A market downturn could be on the way, and investors need look no further than semiconductors for a hint as to why.
That’s what Dan Russo, a technical analyst at Needham, sees in the charts. According to Russo, there is a “clear, positive” correlation between the semiconductor space and the S&P 500. In fact, the correlation is close to 80 percent, says Russo, pointing out that the semis and S&P 500 have moved virtually in lockstep over the last two years as semis and the market have rallied.
But that close correlation is also hinting at a downturn, as of late. Looking at a chart of the semiconductor index, SOX, Russo explains that while semis are up almost 8 percent year to date, the group is actually weakening.
“You can see (that last week, the SOX broke below its) 50-day moving average,” he said Tuesday on CNBC’s “Trading Nation.” “But what might not be clear is (that in the SOX,) only 43 percent of the constituents are trading above their respective 50-day moving averages, and that’s down from about 80 percent in March.”
The trend wouldn’t be so troubling, except that it has also repeated itself in the S&P 500. The index also fell below its 50-day moving average last week, and a “breadth deterioration” has taken place in the S&P as well.

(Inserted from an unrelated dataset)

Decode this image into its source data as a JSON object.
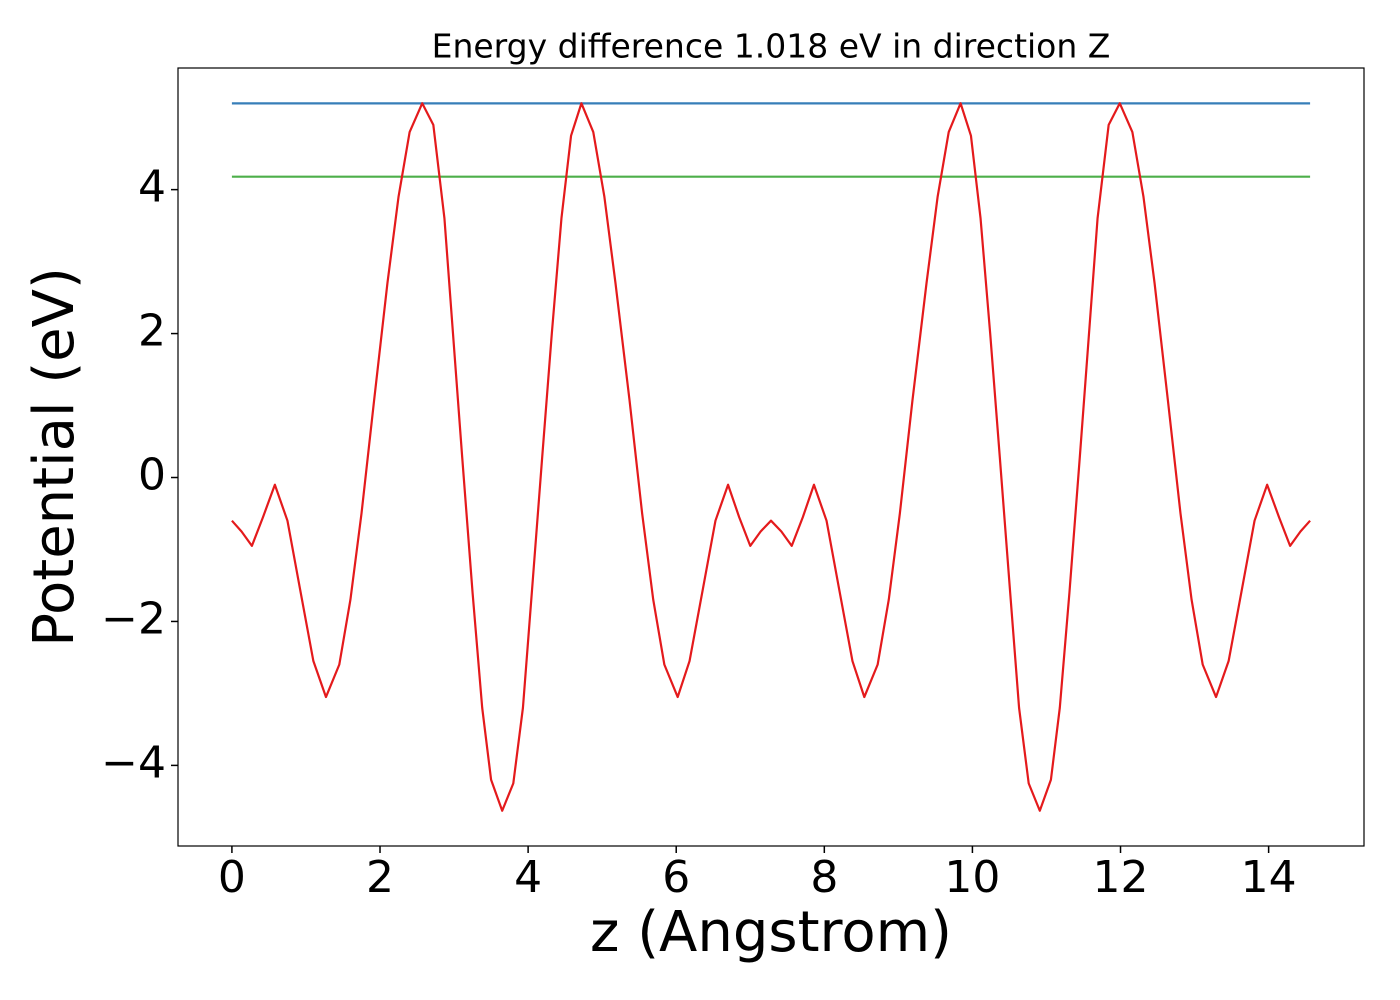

“We’re currently only seeing 48 percent of the constituents are trading above their respective 50-day moving averages, that’s down from 78 percent in February,” said Russo.
And given that the semis and the S&P 500 have a high correlation with one another, trouble could come for the market should the semis fall. Russo actually believes that a “shallow pullback” looks like it could occur in the SOX.
“I think there is a fairly likely scenario that we trade down to that $905 level sometime in the next one to two months,” he said.
That would be a 7 percent drop in the SOX index. If that were to occur, Russo sees the S&P 500 pulling back to 2,260, just under a 4 percent drop from the index’s Tuesday close.